À l’instar de nombreux secteurs en Afrique, les assurances ont aussi subi l’assaut de la crise sanitaire du Covid-19. Cela a naturellement impacté ses acteurs, mais aussi la réflexion et la manière de gérer, sur le continent, le risque lié aux personnes, aux choses, aux biens, à la responsabilité et aux dettes. Qu’en est-il, par exemple, du leader africain des assurances, Sanlam ? Comment a-t-il choisi de répliquer dans un tel contexte ? Comment appréhende-t-il le nouvel environnement dans ses différents métiers ? Autant de questions primordiales sur cette société sud-africaine, qui, il y a deux ans, s’est portée acquéreuse de Saham Finances, champion de l’assurance non-vie sur le continent. Alors que Sanlam était sur le chemin de tranquillement asseoir sa suprématie en Afrique, conjuguant ses leaderships en assurance-vie et non-vie, la crise sanitaire du Covid-19 est venue perturber son agenda. Sur sa réaction, ses réalités et sur tous les ajustements induits par la nouvelle situation, Paul Hanratty, son CEO, s’est confié au Point Afrique.
Où en est Sanlam aujourd’hui, deux ans après le rachat de Saham Finances ?
Le Groupe Sanlam est très satisfait de cette acquisition, car notre volonté stratégique était d’acquérir des activités complémentaires qui positionnent Sanlam en tant que groupe de services financiers résolument panafricain. Il s’agissait aussi de conforter notre vision afin de consacrer Sanlam comme l’acteur de services financiers le plus apprécié du continent.
L’empreinte géographique additionnelle ainsi que les offres de services permettent aujourd’hui au groupe de proposer une gamme complète de solutions, aussi bien aux particuliers qu’aux entreprises, dans les domaines de l’assurance-vie et non-vie (y compris les assurances spécialisées : agricole, maritime, etc.) ainsi que la santé, l’assistance, le crédit aux particuliers et la gestion d’actifs.

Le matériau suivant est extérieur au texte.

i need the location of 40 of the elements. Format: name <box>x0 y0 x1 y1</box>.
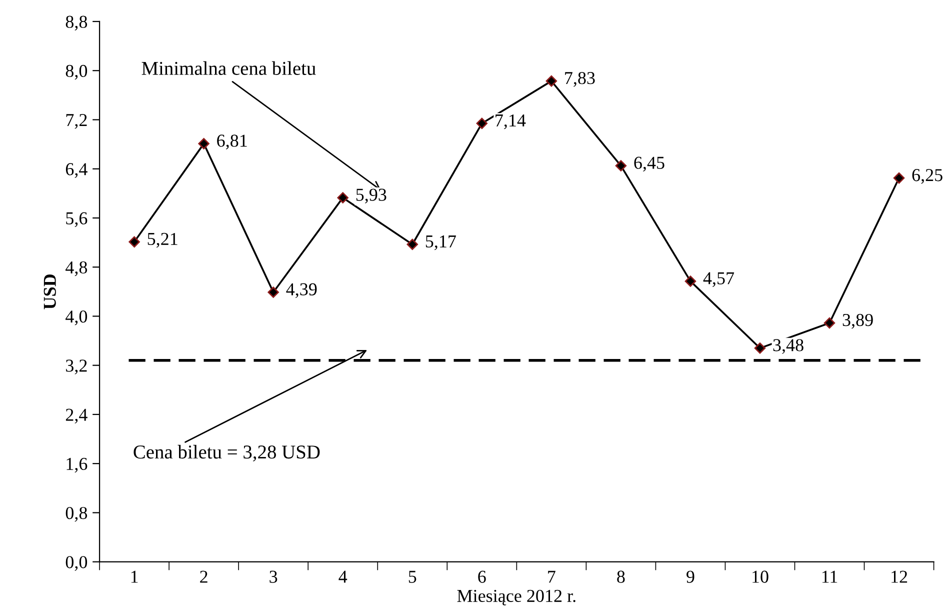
y-tick-label: 4,8 <box>66 261 88 276</box>
x-tick-label: 4 <box>338 570 348 583</box>
x-tick-label: 3 <box>270 570 278 583</box>
data-label: 6,25 <box>912 169 942 184</box>
data-label: 6,45 <box>634 156 664 172</box>
x-tick-label: 2 <box>200 570 208 583</box>
x-tick-label: 7 <box>548 570 556 583</box>
y-tick-label: 2,4 <box>66 408 88 424</box>
data-label: 6,81 <box>217 134 247 150</box>
y-tick-label: 6,4 <box>66 163 88 178</box>
y-tick-label: 5,6 <box>66 212 88 228</box>
x-tick-label: 12 <box>892 570 908 583</box>
y-tick-label: 8,0 <box>66 64 88 80</box>
y-tick-label: 3,2 <box>66 360 87 374</box>
y-tick-label: 4,0 <box>66 310 88 326</box>
data-label: 5,93 <box>356 188 386 204</box>
data-label: 4,57 <box>703 272 734 287</box>
x-tick-label: 5 <box>408 570 416 583</box>
x-tick-label: 1 <box>131 570 138 583</box>
annotation: Cena biletu = 3,28 USD <box>134 444 320 462</box>
data-label: 4,39 <box>286 283 317 298</box>
x-tick-label: 10 <box>752 570 768 583</box>
y-tick-label: 8,8 <box>66 16 88 31</box>
data-label: 7,14 <box>496 114 526 130</box>
data-label: 7,83 <box>565 72 595 87</box>
data-label: 3,48 <box>773 339 804 354</box>
data-label: 3,89 <box>842 314 873 329</box>
x-tick-label: 9 <box>686 570 694 583</box>
annotation: Minimalna cena biletu <box>142 61 316 75</box>
data-label: 5,21 <box>148 232 178 248</box>
y-tick-label: 0,8 <box>66 506 88 522</box>
y-tick-label: 0,0 <box>66 556 88 571</box>
y-tick-label: 1,6 <box>66 458 88 473</box>
y-axis-title: USD <box>44 274 56 310</box>
x-tick-label: 8 <box>617 570 625 583</box>
x-tick-label: 11 <box>822 570 838 583</box>
data-label: 5,17 <box>426 235 456 250</box>
y-tick-label: 7,2 <box>66 114 87 129</box>
x-axis-title: Miesiące 2012 r. <box>457 590 576 606</box>
x-tick-label: 6 <box>478 570 486 583</box>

L’intégration des entités Saham Assurances se poursuit aujourd’hui, après avoir démarré dès l’acquisition. Nous avons œuvré à cet effet pour le développement des synergies afin de déployer les activités vie sur les marchés où Saham Assurance avait historiquement un très fort positionnement en tant que compagnie d’assurance non-vie. Nous avons également réalisé de bons progrès dans d’autres domaines, tels que la croissance des activités d’assurance spécialisée et l’optimisation de la réassurance sur l’ensemble de nos territoires.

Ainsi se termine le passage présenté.